I think you are right to stick with the plan. You will always wonder otherwise.
I think when you have been on this awful roller coaster for such a while there is just no real way to protect ourselves from the raw pain. It is sometimes hard to see it coming and then it is so difficult to cope with but it does pass. and this will pass and you'll be back doing well.
I wish there was something I could say that would actually make this better for you but there isn't. It is horrible and awful and I hope it comes to an end soon xx

stickybun07 said...

I'm so sorry about all of the ups and downs. Becks is right about being in control of something--it can sometimes make a difference in outlook, etc.

As always, I'm thinking of you and wishing you all the best. Hang in there, sweetie.

Anonymous said...

Hi Tam!

I'm sorry this is so hard for you, and even though your friend is not infertile it sounds as if she really gets it.
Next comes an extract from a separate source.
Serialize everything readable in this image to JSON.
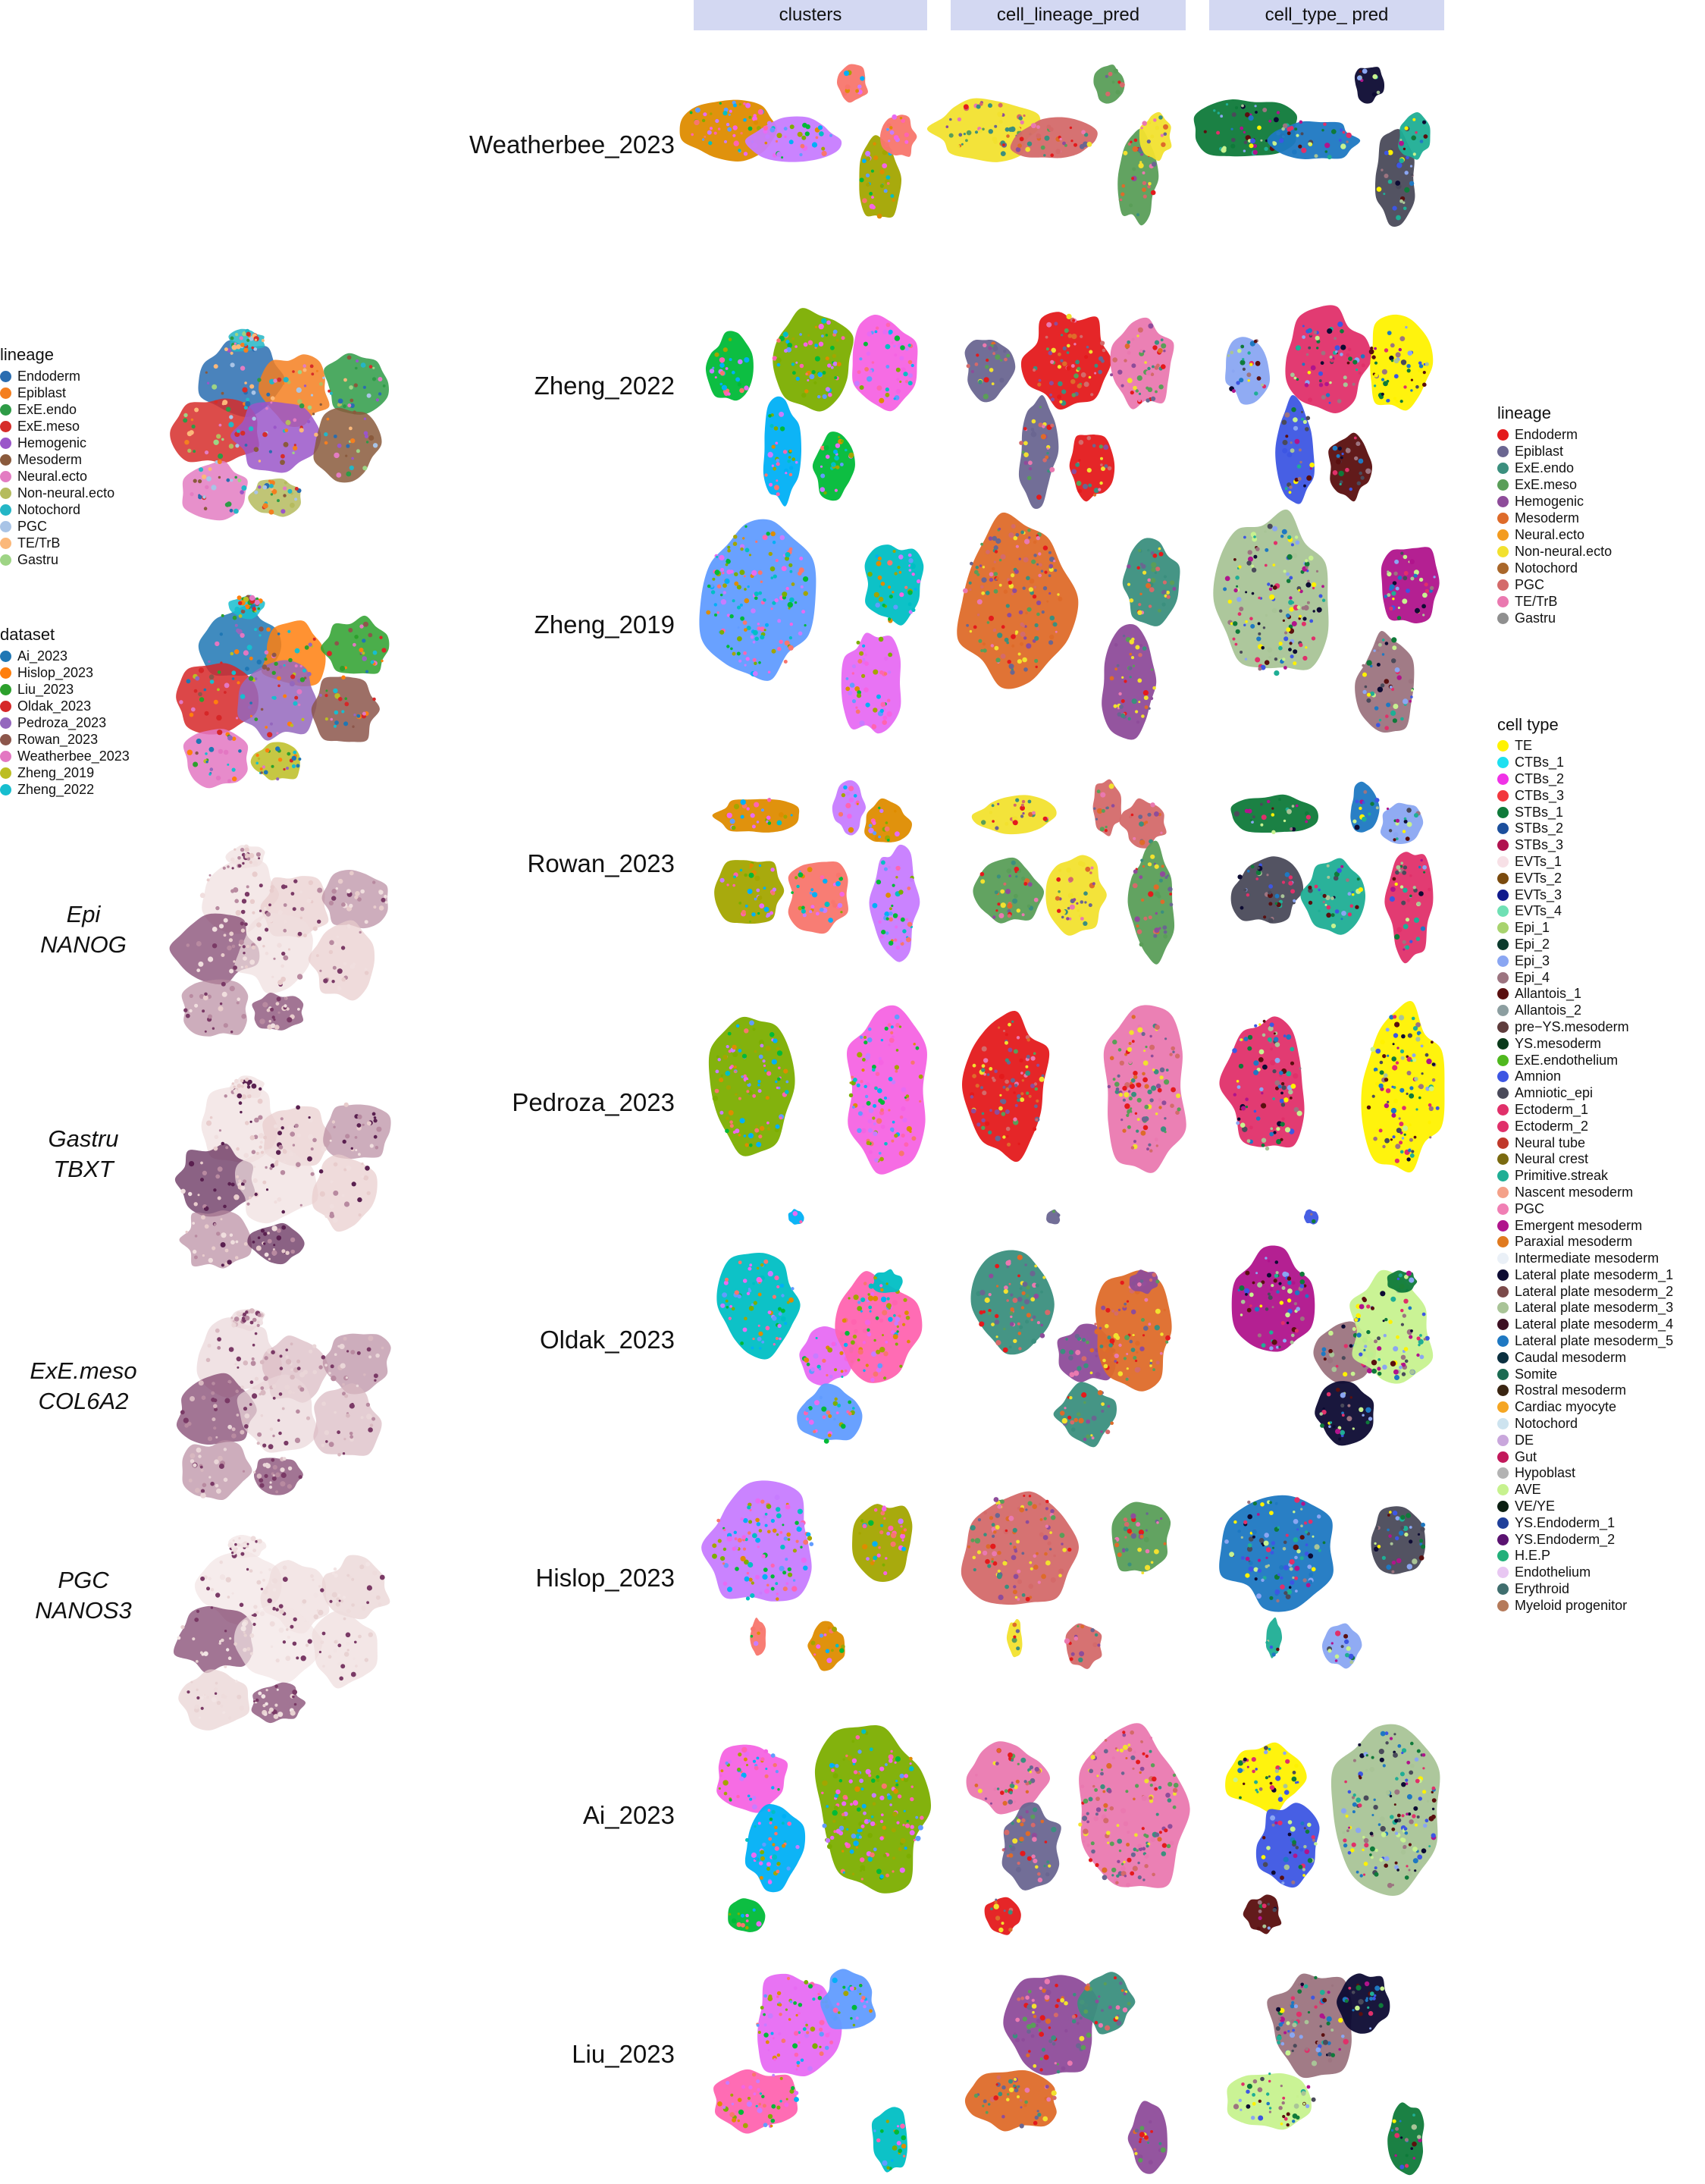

It would be good for you to finish the plan, that way you know without a shadow of doubt that your body will be 100% ready for your next IVF if this cycle results in a BFN. Of course I'm hoping it won't and you won't have to go through IVF again.

Please keep us updated on your progess this month, I'ts so interresting to read what Dr P makes you eat and drink!

((((HUGS))))

Love
Elize

Charnè said...

so sorry that you had a bad day

i know its hard to hear fertilie people giving advice, but sometimes they do know what they are talking about.

As for the bad omen thing, i dont believe that doing ivf around the same time will bring you bad luck, but if its going to stress you out then i would advice against it

xxx

One View said...

Oh Tam, I'm so sorry that this AF just knocked you down again. I've been there so many times. We are doing so well and trying to be positive and AF is just makes it real again that we are still IF. Like Carrie said, sometimes its hard to protect ourselves from the raw pain and it just sneaks up on you. I agree with all the ladies here that you'll probably feel better if you stick with your original plan. So you won't have any regrets looking back. Good luck with everything and I'm thinking about you.

Sarah said...

sounds like you have a true friend who is willing to be honest and put her concern for you ahead of saying what you might prefer to hear. a rare gift.

Kate said...

I am so sorry. I am thinking about you and praying for you.

Stefanie Wolfaardt said...

Hi Tam,

As much as this feels like a rollercoaster ride, you will get through it. You truly have dear friends who are watching out for you, and who will stand by you through this journey. I’m thinking of you through this difficult time.